Example: You work as a screener, and you know that failure to spot a decoy will result in a 100% chance of you losing your job. You know that if you cheat, you may or may not get caught, because the person checking your work is no closer to perfection than you are. If you stand a 90% chance of losing your job by cheating, and a 100% chance of losing it by not cheating, which way will you choose?
As long as we are relying on catching 100% of the terrorists 100% of the time, instead of looking for more realistic solutions to the whole terrorism problem, we are going to continue ending up in situations like this one.
"...current data shows that even with the slimmest chance of evading detection (far less than 1%), suicide bombers make daily attempts to blow up civilian targets."
I'm not throwing darts at you, but where might I obtain such data? I am genuinely interested.

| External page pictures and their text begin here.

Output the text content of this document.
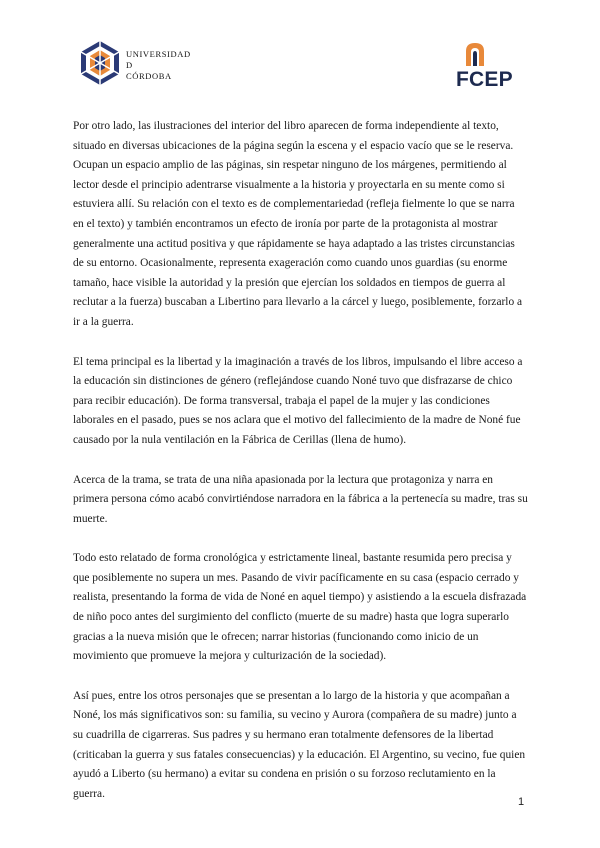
UNIVERSIDAD
D
CÓRDOBA	FCEP

Por otro lado, las ilustraciones del interior del libro aparecen de forma independiente al texto, situado en diversas ubicaciones de la página según la escena y el espacio vacío que se le reserva. Ocupan un espacio amplio de las páginas, sin respetar ninguno de los márgenes, permitiendo al lector desde el principio adentrarse visualmente a la historia y proyectarla en su mente como si estuviera allí. Su relación con el texto es de complementariedad (refleja fielmente lo que se narra en el texto) y también encontramos un efecto de ironía por parte de la protagonista al mostrar generalmente una actitud positiva y que rápidamente se haya adaptado a las tristes circunstancias de su entorno. Ocasionalmente, representa exageración como cuando unos guardias (su enorme tamaño, hace visible la autoridad y la presión que ejercían los soldados en tiempos de guerra al reclutar a la fuerza) buscaban a Libertino para llevarlo a la cárcel y luego, posiblemente, forzarlo a ir a la guerra.

El tema principal es la libertad y la imaginación a través de los libros, impulsando el libre acceso a la educación sin distinciones de género (reflejándose cuando Noné tuvo que disfrazarse de chico para recibir educación). De forma transversal, trabaja el papel de la mujer y las condiciones laborales en el pasado, pues se nos aclara que el motivo del fallecimiento de la madre de Noné fue causado por la nula ventilación en la Fábrica de Cerillas (llena de humo).

Acerca de la trama, se trata de una niña apasionada por la lectura que protagoniza y narra en primera persona cómo acabó convirtiéndose narradora en la fábrica a la pertenecía su madre, tras su muerte.

Todo esto relatado de forma cronológica y estrictamente lineal, bastante resumida pero precisa y que posiblemente no supera un mes. Pasando de vivir pacíficamente en su casa (espacio cerrado y realista, presentando la forma de vida de Noné en aquel tiempo) y asistiendo a la escuela disfrazada de niño poco antes del surgimiento del conflicto (muerte de su madre) hasta que logra superarlo gracias a la nueva misión que le ofrecen; narrar historias (funcionando como inicio de un movimiento que promueve la mejora y culturización de la sociedad).

Así pues, entre los otros personajes que se presentan a lo largo de la historia y que acompañan a Noné, los más significativos son: su familia, su vecino y Aurora (compañera de su madre) junto a su cuadrilla de cigarreras. Sus padres y su hermano eran totalmente defensores de la libertad (criticaban la guerra y sus fatales consecuencias) y la educación. El Argentino, su vecino, fue quien ayudó a Liberto (su hermano) a evitar su condena en prisión o su forzoso reclutamiento en la guerra.

1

There are many open sources of information on suicide bombers taking impossible missions, both historical and current. For example, Al-Ayyam (http://www.al-ayyam.com/znews/site/default.aspx) published a story on January 14, 2004 where the parents of Iyad al Masri "expressed outrage and demanded an investigation of the poor planning that left 'no chance of success' for their son to carry out a suicide bomber mission." In brief, while trying to avoid detection he exploded prematurely, killing only himself. According to the story, the bomber had no experience making his way out of the city during a curfew, "which made it impossible for him to reach his target" without being caught.
In terms of anti-explosive methods and success, I recommend reading through some of the latest laser spectroscopy data (http://www.itlasers.com/), which claims a near-perfect detection rate for trace of explosives several meters away.
Good point. It sounds similar to the prisoner's dilemma in game theory. However, rather than compare TSA staff to prisoners, we could reference an improvement plan such as the Shewart Cycle (Plan, Do, Check, Act). In other words, the theory is that if you apply a system of fixing issues and rewarding those who reduce risk, you actually create continuous improvement. The next step would be to factor in the costs of the improvements, as they seem to rise exponentially. Generally speaking, studies show that you get the most return for investment up to a 87% survivability rate...after that the risks must be high enough to justify a very costly program.
Do you know a place that i can go to recieve practice questions for the tsa screening test?
I take the test and failed i am suppose to take it again in 6 month. Is there anyway you can help me?
i have the same query as to where to get the study materials for the test.